Но ходят не потому, что искусство является для них жизнью. Они ходят потому, чтобы быть там, где все, чтобы эти все их увидели, чтобы в толпе кто-то назвал бы их фамилию, театральный критик подошел бы узнать их мнение о пьесе.
И при этом каждый раз во время сборов в театр — какие-нибудь недоразумения: то жена долго одевается, и он, сидя в шубе и шапке, раздражается и торопит ее. От этого у нее не выходит прическа; и она тоже раздражается. То из-за нее опоздают сесть в автобус и потом едут на извозчике молча до самого театра
и даже смотрят в разные стороны.А дома, при полном, казалось бы, достатке, каждый раз нехватка в деньгах: то нужно купить хрусталь, потому что невозможно дольше подавать к вину дешевые стеклянные стаканчики, потом нужно перебить мебель.
И когда что-нибудь сделают, сейчас же оказывается, что нужно делать другое. Как, например, было с этой мебелью: купили кресла и диван, несколько дней радовались, что диван удобный и мягкий.
Но тут увидели, что обои старые.
Оклеили комнаты хорошими обоями, но тут бросилось в глаза, что на фоне новых обоев мебель явно выглядит подержанной. И если ее не перебить, — она измучает своим видом, затертыми подлокотниками и спинками и вконец испортит все существование.
И чем больше делалось для увеличения комфорта, тем больше набиралось того, что нужно было сделать. А тут еще задумали купить квартиру в строящемся доме, чтобы было где прилично принять гостей.
Поэтому для добывания денег надо было больше выступать где попало, — не хуже этого учительского съезда, — забросив всякую серьезную работу над собой, над своим мастерством, над своим внутренним миром.

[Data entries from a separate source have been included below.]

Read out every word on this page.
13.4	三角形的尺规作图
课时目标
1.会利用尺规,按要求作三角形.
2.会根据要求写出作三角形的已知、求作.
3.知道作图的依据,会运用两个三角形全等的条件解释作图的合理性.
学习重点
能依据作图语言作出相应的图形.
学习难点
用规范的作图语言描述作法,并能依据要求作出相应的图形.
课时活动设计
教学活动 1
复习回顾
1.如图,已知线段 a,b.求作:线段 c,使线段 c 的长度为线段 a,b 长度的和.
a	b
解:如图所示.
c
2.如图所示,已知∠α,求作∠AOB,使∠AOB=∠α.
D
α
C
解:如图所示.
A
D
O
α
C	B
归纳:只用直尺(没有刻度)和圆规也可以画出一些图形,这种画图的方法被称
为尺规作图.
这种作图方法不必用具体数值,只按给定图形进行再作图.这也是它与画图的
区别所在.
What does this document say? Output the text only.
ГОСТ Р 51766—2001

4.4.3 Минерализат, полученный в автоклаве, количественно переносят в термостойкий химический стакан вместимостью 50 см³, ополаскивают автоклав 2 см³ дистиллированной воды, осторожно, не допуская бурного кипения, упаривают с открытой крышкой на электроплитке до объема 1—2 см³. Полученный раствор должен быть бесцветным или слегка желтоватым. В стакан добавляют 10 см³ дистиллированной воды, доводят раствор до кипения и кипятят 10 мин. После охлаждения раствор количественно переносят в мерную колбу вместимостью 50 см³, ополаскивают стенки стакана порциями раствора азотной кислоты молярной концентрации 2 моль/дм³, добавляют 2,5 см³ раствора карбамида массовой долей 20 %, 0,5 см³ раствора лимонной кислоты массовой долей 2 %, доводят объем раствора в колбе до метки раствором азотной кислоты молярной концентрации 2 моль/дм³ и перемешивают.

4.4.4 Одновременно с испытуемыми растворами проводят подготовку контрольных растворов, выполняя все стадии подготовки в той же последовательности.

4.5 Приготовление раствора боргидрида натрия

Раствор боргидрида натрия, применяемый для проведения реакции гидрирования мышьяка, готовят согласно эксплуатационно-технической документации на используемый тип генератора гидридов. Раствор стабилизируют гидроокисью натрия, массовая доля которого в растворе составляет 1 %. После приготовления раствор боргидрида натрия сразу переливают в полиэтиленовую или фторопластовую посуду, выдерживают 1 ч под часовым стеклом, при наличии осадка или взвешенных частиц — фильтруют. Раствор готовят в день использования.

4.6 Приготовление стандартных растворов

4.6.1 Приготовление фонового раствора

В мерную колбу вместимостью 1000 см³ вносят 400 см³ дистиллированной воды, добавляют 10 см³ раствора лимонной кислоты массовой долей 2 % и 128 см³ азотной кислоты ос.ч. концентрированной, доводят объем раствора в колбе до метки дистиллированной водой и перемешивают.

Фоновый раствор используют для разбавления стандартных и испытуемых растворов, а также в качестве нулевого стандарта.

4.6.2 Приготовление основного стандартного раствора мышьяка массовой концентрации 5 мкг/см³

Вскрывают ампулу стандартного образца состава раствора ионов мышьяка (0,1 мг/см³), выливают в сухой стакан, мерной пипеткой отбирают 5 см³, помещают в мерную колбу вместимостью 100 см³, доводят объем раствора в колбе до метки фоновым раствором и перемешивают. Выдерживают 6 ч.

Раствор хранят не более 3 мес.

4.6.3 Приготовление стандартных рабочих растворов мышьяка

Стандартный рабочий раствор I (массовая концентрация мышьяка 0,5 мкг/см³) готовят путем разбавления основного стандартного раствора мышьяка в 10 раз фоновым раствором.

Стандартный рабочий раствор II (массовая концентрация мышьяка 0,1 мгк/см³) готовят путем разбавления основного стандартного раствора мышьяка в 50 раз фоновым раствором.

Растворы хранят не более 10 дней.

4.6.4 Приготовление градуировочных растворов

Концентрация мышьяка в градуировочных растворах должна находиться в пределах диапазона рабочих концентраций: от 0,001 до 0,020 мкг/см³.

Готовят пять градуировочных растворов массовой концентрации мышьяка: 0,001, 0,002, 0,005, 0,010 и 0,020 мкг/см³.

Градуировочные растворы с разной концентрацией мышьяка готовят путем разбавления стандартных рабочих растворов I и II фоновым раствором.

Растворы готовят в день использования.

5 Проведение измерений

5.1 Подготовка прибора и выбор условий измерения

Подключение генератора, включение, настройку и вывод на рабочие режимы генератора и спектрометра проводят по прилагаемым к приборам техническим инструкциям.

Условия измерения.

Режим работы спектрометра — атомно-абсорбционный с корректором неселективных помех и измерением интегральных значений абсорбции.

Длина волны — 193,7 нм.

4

А в свободное время он не мог оставаться наедине с собой, ему уже, как дурман, нужен был шум, свет, сиденье в клубе до трех часов ночи, чтобы не вспоминать о том, о чем не нужно совсем вспоминать человеку в его положении.
Лицо его из тонкого, одухотворенного стало одутловато, под глазами постепенно вспухли подушечки, которые, если подавить перед зеркалом пальцем, уминаются от малейшего прикосновения, точно под ними пустота.
«Все равно… все уже кончено». И нечего об этом думать, потому что если думать, то становится до ужаса ясно видно, как его участок среди вымирающей старой интеллигенции становится все меньше и меньше. И он физически ощущал тесноту и безвыходную ограниченность пределов жизни, потому что внутренне ему было жить нечем.
Даже если взять его совместную жизнь с женой: что она собой представляет? Есть ли в ней что-то важное и значительное, что должно бы быть у людей, вместе заканчивающих путь жизни? Нет, кажется… этого нет.
А в двадцатом году, когда они делили на несколько частей кусок хлеба, чтобы не съесть его раньше времени, она часто обманывала его, подсовывая то свой кусочек хлеба, то с величайшим трудом добытый кусочек мяса, говоря, что она уже пообедала. И когда он сейчас вспоминает об этом, у него навертываются слезы на глаза.
Отчего же тогда, когда они ходили в валенках, сжавшись на одном стуле, грелись около скудного тепла железной печурки, была эта великая серьезность жизни, была любовь, готовая, не задумываясь, жертвовать здоровьем, даже жизнью для любимого человека? А теперь они из-за забытого театрального билета готовы прорвать горло друг другу…
Отчего?..
Отчего все так сузилось? Отчего совершенно его оставили те мысли, какие выносили его прежде на вечный простор жизни, а сейчас он потонул в вопросах о квартире, о мебели, о стаканчиках?